Secretion of the Notch-1 Aβ-like peptide during Notch signaling
J Biol Chem 281(12): 7890-8
|Type of Publication:||Journal Article|
The canonical pathway of Notch signaling is mediated by regulated intramembrane proteolysis (RIP). In the pathway, ligand binding results in sequential proteolysis of the Notch receptor, and presenilin (PS)-dependent intramembrane proteolysis at the interface between the membrane and cytosol liberates the Notch-1 intracellular domain (NICD), a transcription modifier.
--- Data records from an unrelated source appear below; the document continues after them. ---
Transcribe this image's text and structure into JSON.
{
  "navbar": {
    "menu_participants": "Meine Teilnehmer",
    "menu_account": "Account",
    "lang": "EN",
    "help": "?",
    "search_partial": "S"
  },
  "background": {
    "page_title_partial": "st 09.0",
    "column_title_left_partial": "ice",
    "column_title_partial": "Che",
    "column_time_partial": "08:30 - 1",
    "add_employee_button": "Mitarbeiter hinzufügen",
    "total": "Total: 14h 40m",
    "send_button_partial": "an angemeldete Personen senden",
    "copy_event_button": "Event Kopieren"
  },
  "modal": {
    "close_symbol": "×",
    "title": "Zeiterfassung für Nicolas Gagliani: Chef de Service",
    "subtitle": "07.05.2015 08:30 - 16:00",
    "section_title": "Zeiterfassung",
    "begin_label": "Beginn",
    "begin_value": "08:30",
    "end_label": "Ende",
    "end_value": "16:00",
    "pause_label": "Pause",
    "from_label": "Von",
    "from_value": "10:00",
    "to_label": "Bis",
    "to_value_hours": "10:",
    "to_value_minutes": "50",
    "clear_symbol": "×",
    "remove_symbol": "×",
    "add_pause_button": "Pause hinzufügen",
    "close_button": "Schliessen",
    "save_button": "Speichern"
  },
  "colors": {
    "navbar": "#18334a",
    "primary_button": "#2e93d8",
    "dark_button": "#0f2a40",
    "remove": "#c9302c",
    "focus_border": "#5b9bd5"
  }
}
Because the degradation of the Notch-1 transmembrane domain is thought to require an additional cleavage near the middle of the transmembrane domain, extracellular small peptides (Notch-1 Aβ-like peptide (Nβ)) should be produced. Here we showed that Nβ species are indeed secreted during the process of Notch signaling. We identified mainly two distinct molecular species of novel Nβ, Nβ21 and C-terminally elongated Nβ25, which were produced in an approximately 5:1 ratio. This process is reminiscent of the production of Alzheimer disease-associated Aβ. PS pathogenic mutants increased the production of the longer species of Aβ (Aβ42) from β-amyloid protein precursor. We revealed that several Alzheimer disease mutants also cause a parallel increase in the secretion of the longer form of Nβ. Strikingly, chemicals that modify the Aβ42 level caused parallel changes in the Nβ25 level. These results demonstrated that the characteristics of C-terminal elongation of Nβ and Aβ are almost identical. In addition, because many other type 1 membrane-bound receptors release intracellular domains by PS-dependent intramembrane proteolysis, we suspect that the release of Aβ- or Nβ-like peptides is a common feature of the proteolysis during RIP signaling. We anticipate that this study will open the door to searches for markers of RIP signaling and surrogate markers for Aβ42 production.